Вспомнив про антенну, он вернулся в сенцы, вынес коробку с гвоздями и кое-каким инструментом, потом достал с крыши две жерди, припасенные для мачты, и начал их прилаживать одна к другой. При этом он старался не шуметь, чтобы не разбудить Марию. Торопиться было некуда. Он закурил и загляделся на пролив.
Где-то в тумане ворковала одинокая моторка. Отвальная струя от нее длинным солнечным бликом катилась к берегу, одну за другой подымая и опуская сидящих на воде чаек. Волна прошла сквозь редкий строй жердей рыбацкого ставника, зачернила их снизу и заколыхала их отражения. На жердях сидели мартыны и бакланы. Ставник был растянут как раз на том месте, где Жуков когда-то подстерег свою удачу, — около невидимого под водой уступа.

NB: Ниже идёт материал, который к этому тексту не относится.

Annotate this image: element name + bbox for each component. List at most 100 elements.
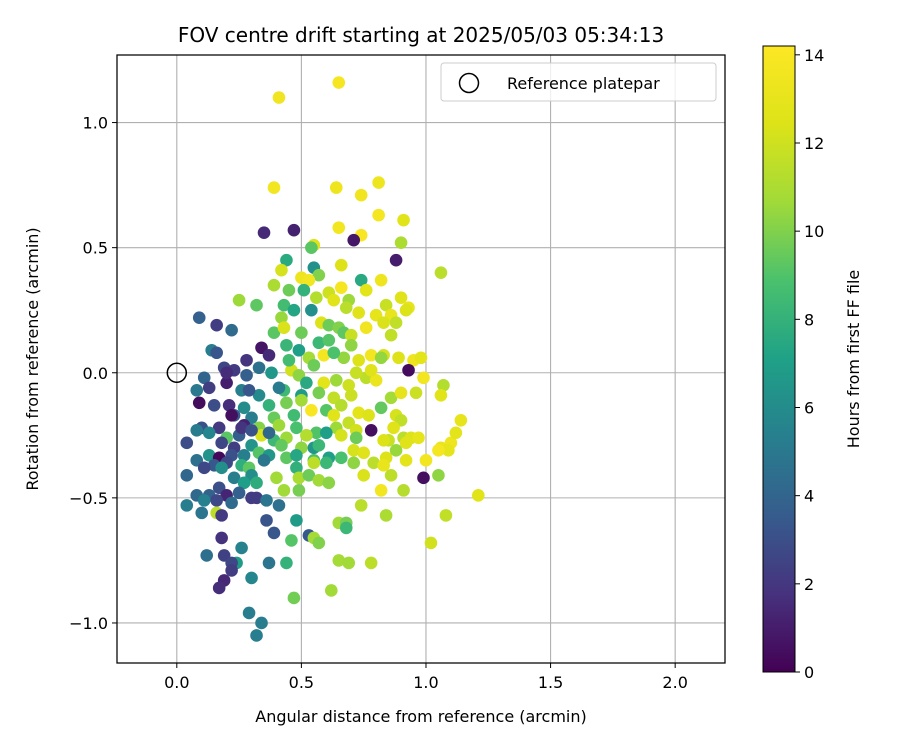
data-point [290, 421, 303, 435]
data-point [210, 318, 223, 332]
data-point [337, 351, 351, 365]
data-point [342, 556, 356, 570]
data-point [225, 496, 238, 510]
data-point [250, 491, 263, 505]
data-point [329, 373, 343, 387]
data-point [384, 328, 398, 342]
data-point [287, 223, 301, 237]
data-point [332, 76, 346, 89]
data-point [275, 439, 288, 452]
data-point [339, 521, 353, 535]
data-point [270, 471, 283, 485]
data-point [292, 471, 306, 485]
data-point [387, 421, 400, 435]
data-point [320, 456, 333, 470]
data-point [232, 486, 246, 500]
data-point [292, 484, 306, 497]
data-point [295, 393, 308, 407]
data-point [255, 616, 268, 630]
data-point [277, 321, 291, 335]
data-point [432, 444, 445, 457]
data-point [305, 241, 318, 254]
data-point [339, 301, 353, 315]
data-point [377, 459, 390, 472]
data-point [262, 556, 276, 570]
data-point [302, 469, 316, 482]
data-point [252, 361, 266, 375]
data-point [287, 303, 301, 317]
data-point [310, 426, 323, 440]
data-point [202, 381, 216, 395]
data-point [334, 398, 348, 412]
y-axis-ticks: −1.0 −0.5 0.0 0.5 1.0 [69, 114, 117, 633]
data-point [394, 386, 408, 400]
data-point [312, 474, 326, 487]
data-point [240, 368, 253, 382]
data-point [344, 338, 358, 352]
data-point [245, 571, 258, 585]
data-point [232, 293, 246, 307]
data-point [352, 406, 366, 420]
colorbar-tick-label: 0 [804, 663, 814, 682]
data-point [245, 424, 258, 437]
y-tick-label: 0.0 [83, 364, 108, 383]
data-point [220, 366, 233, 380]
data-point [225, 564, 238, 577]
data-point [364, 424, 378, 437]
x-tick-label: 1.0 [413, 673, 438, 692]
data-point [282, 353, 296, 367]
data-point [372, 176, 385, 189]
data-point [305, 403, 318, 417]
data-point [432, 469, 445, 482]
data-point [287, 408, 301, 422]
data-point [384, 391, 398, 405]
data-point [359, 283, 373, 297]
data-point [472, 489, 485, 502]
data-point [272, 499, 286, 512]
data-point [307, 456, 321, 470]
data-point [367, 456, 380, 470]
data-point [439, 509, 453, 522]
data-point [297, 283, 311, 297]
data-point [290, 449, 303, 462]
colorbar-gradient [762, 45, 796, 673]
data-point [332, 554, 346, 567]
data-point [227, 471, 241, 485]
data-point [402, 363, 415, 377]
data-point [320, 426, 333, 440]
data-point [424, 536, 438, 550]
data-point [280, 338, 293, 352]
x-axis-label: Angular distance from reference (arcmin) [255, 707, 586, 726]
data-point [272, 381, 286, 395]
data-point [262, 348, 276, 362]
data-point [327, 293, 341, 307]
data-point [197, 494, 211, 507]
data-point [180, 469, 194, 482]
data-point [359, 321, 373, 335]
data-point [250, 298, 263, 312]
data-point [397, 213, 410, 227]
data-point [374, 401, 388, 415]
y-tick-label: 1.0 [83, 114, 108, 133]
data-point [397, 484, 410, 497]
data-point [334, 258, 348, 272]
data-point [374, 273, 388, 287]
data-point [277, 484, 291, 497]
data-point [287, 591, 301, 605]
reference-platepar-marker [166, 362, 188, 384]
data-point [215, 436, 228, 450]
data-point [225, 323, 238, 337]
data-point [374, 484, 388, 497]
x-tick-label: 0.0 [164, 673, 189, 692]
colorbar-tick-label: 12 [804, 134, 824, 153]
data-point [419, 454, 433, 467]
data-point [334, 429, 348, 442]
data-point [225, 408, 238, 422]
data-point [302, 273, 316, 287]
data-point [364, 556, 378, 570]
data-point [347, 456, 361, 470]
data-point [332, 221, 346, 234]
data-point [195, 506, 209, 520]
data-point [202, 426, 216, 440]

«Во! Еще и про этот уступ сказать инженерам, — вдруг стукнуло ему в голову. — Не дай бог, заузят рыбоходы! Если даже на открытом проливе рыба хоронится от течения и устает, значит, семь раз отмерь… Эх, черт, поспел разговор, да с поездкой-то теперь погодить придется. Сходить разве еще в горком? Схожу, а то потом как бы не пришлось локти кусать…»
Одна из сидевших на палях птиц взлетела, — Жуков узнал своего тезку, собакаря, — и начала кружить с гортанным шальным криком. Крик был не тот, какой бывает, когда собакарь видит на глубине рыбу и не может ее взять. Непонятно вела себя птица — кружила и падала, искря брызгами, и взмывала снова, будто в нее вселился какой-то радостный бес. А остальные все так же невозмутимо сидели на палях. Уже успевшие порыбачить бакланы ворошили перья на груди, поворачивались так и этак, легонько потряхивали растопыренными угловатыми крыльями — сушились напротив солнышка. Туман редел и тек над спокойной водой. Жуков окинул взглядом всю эту картину — вроде еще чего-то в ней не хватало. И вдруг ему почудилось: сзади неслышно открылась дверь… и, занеся босую ножку через порог, в море смотрит маленький глазастый мальчонка.